Semoga seluruh pembaca dapat mengambil ibrah dari kisah fiktif ini. Nama tokoh, profesi tokoh serta latar belakang tokoh hanya fiktif belaka, ciptaan sang penulis. Jika ada kesamaan di dunia nyata. Saya sebagai penulis memohon maaf 🙏🏻




⭐⭐⭐

Setelah beberapa minggu berlalu, kondisi kesehatan Mahmud berangsur membaik. Bahkan kini ia sudah dapat melakukan aktivitasnya seperti sedia kala - berjualan peralatan shalat di pasar induk. 

"Ayah sudah minum obat, kan?" tanya Mualimah yang baru datang dari rumah mereka. 

"Iya sudah," jawab Mahmud.

"Sepulang sekolah, anak-anak akan temani Ayah, ya. Ibu pergi menghadiri pengajian di rumah Bu Tejo. Boleh, Yah?" ucap Mualimah.

"Iya boleh, Hafiz sudah berangkat ke pesantren, Bu?" 

"Sudah, Ayah. Ayah masih marah dan kecewa pada anak kita? Ayah, berkah atau tidak hidupnya anak kita bergantung pada kita, kalau Ayah masih marah, ibu tidak akan memaksa Ayah untuk memaafkannya. Ibu hanya ingin keluarga kita baik-baik saja, anak-anak kita tumbuh besar, sehat dan berkah. Kalau kita sebagai orang tua masih menyimpan kekesalan, kasihan anak kita, Yah."

Bukan perkara mudah untuk melupakan apa yang telah terjadi, terlebih rasa sakit itu ditorehkan oleh darah daging sendiri. 
Mahmud terdiam mendengar semua perkataan sang istri. Mualimah benar, kasih sayang orang tua sepanjang jalan, jalan yang akan dilalui seorang dengan penuh ridha orang tua akan membawa anak pada keberkahan. Dan Mahmud juga menginginkan itu untuk Hafiz. Dia sebagai Ayah tidak akan ingin kehidupan anak-anaknya kehilangan berkah hanya karena keegoisan dirinya yang terus menyimpan kekecewaan. 

⭐⭐⭐

"Mualimah apa kabar? Sudah lama sekali tidak bertemu," sapa seorang wanita paruh baya, wajah mulus dengan kulit sawo matang, berpenampilan baik dan rapi dengan setelan gamis bewarna nude menghampiri Mualimah. 

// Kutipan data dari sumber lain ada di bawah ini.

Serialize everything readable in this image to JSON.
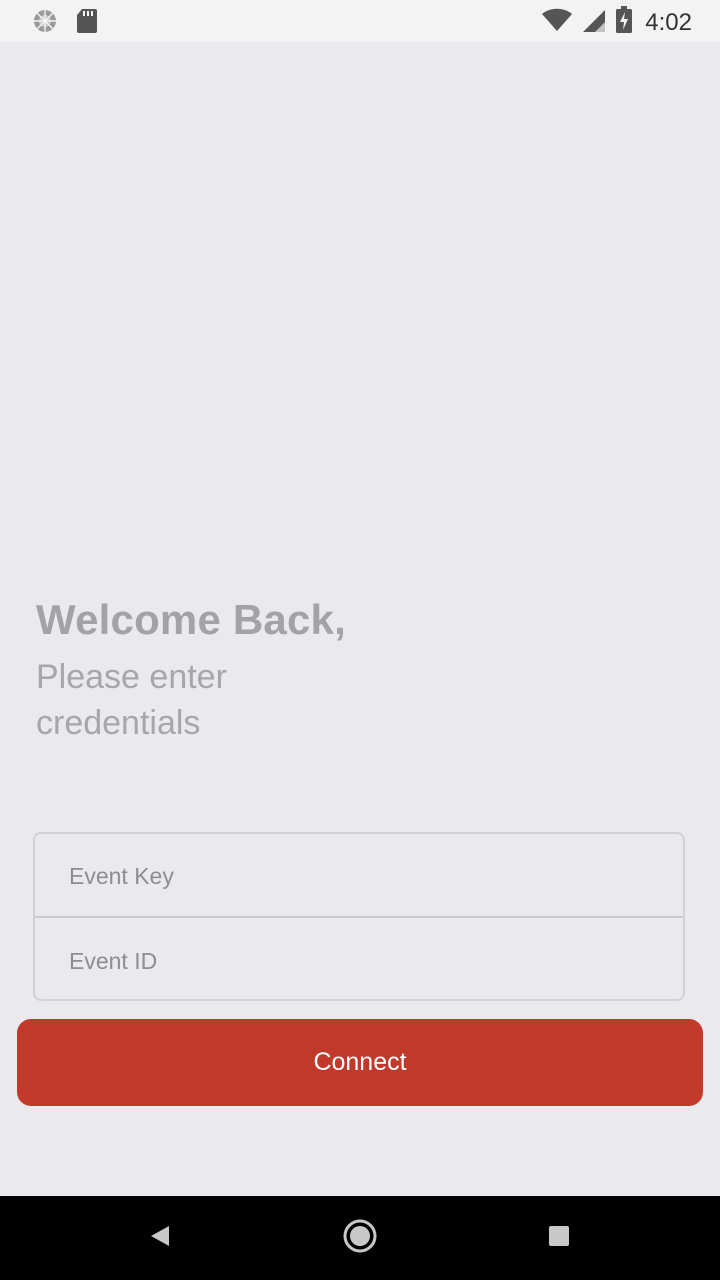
{
  "status_bar": {
    "time": "4:02",
    "icons": [
      "sync-icon",
      "sd-card-icon",
      "wifi-icon",
      "cell-signal-icon",
      "battery-charging-icon"
    ]
  },
  "welcome": {
    "title": "Welcome Back,",
    "subtitle": "Please enter credentials"
  },
  "form": {
    "event_key": {
      "placeholder": "Event Key",
      "value": ""
    },
    "event_id": {
      "placeholder": "Event ID",
      "value": ""
    }
  },
  "connect_button": {
    "label": "Connect",
    "color": "#c0392b"
  },
  "nav_bar": {
    "icons": [
      "back-icon",
      "home-icon",
      "recents-icon"
    ]
  },
  "colors": {
    "background": "#e9e9ee",
    "accent": "#c0392b",
    "status_bar": "#f3f3f3",
    "nav_bar": "#000000"
  }
}
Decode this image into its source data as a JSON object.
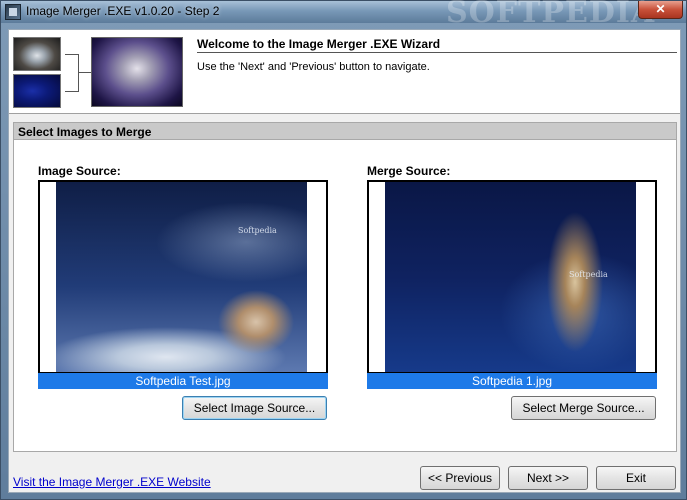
{
  "window": {
    "title": "Image Merger .EXE v1.0.20 - Step 2",
    "watermark": "SOFTPEDIA",
    "close_glyph": "✕"
  },
  "header": {
    "wizard_title": "Welcome to the Image Merger .EXE Wizard",
    "wizard_desc": "Use the 'Next' and 'Previous' button to navigate."
  },
  "panel": {
    "title": "Select Images to Merge",
    "image_source": {
      "label": "Image Source:",
      "filename": "Softpedia Test.jpg",
      "button_label": "Select Image Source...",
      "pic_text": "Softpedia"
    },
    "merge_source": {
      "label": "Merge Source:",
      "filename": "Softpedia 1.jpg",
      "button_label": "Select Merge Source...",
      "pic_text": "Softpedia"
    }
  },
  "footer": {
    "website_link": "Visit the Image Merger .EXE Website",
    "previous_label": "<< Previous",
    "next_label": "Next >>",
    "exit_label": "Exit"
  },
  "colors": {
    "caption_highlight": "#1e7ae8",
    "link": "#0000cc"
  }
}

"Alhamdulillah Tati, saya sehat. Kamu apa kabar? Kok bisa ketemu di sini, ya?" tanya Mualimah bingung, wanita yang disapanya Tati adalah temannya saat SMA. Dan sekarang tinggal di Kota Padang ikut dengan suami yang bertugas di sana. Lalu, mengapa ada di sini? 

"Iya, kebetulan saya lagi berkunjung ke rumah saudara, saudara saya mengajak saya kesini. Eh ketemu kamu." papar Tati. Ia memerhatikan tubuh sang teman SMA, sudah berbeda sekali dengan yang dikenalnya dulu. "Mualimah sekarang tambah cantik, ya. Sudah berapa anak kamu?" dengan antusias Mualimah pun menjawab, "Alhamdulillah, anak sudah tiga, dua ganteng dan satu cantik." 

Obrolan demi obrolan pun terjadi, maklum saja, mereka sudah terpisahkan puluhan tahun sejak lulus SMA, wajar saja obrolan mereka tiada hentinya. 

Acara pengajian pun selesai. Mualimah mengajak Tati untuk singgah ke rumahnya, berhubung Tati sudah lama sekali tidak bertemu dan berbincang dengan Mualimah, ajakan sang teman pun tak bisa diabaikan. Tati dan Mualimah sepakat untuk menghabiskan waktu senja mereka untuk mengobrol banyak hal. Kebetulan Tati juga tidak terburu-buru. Karena kepulangannya masih lusa depan. 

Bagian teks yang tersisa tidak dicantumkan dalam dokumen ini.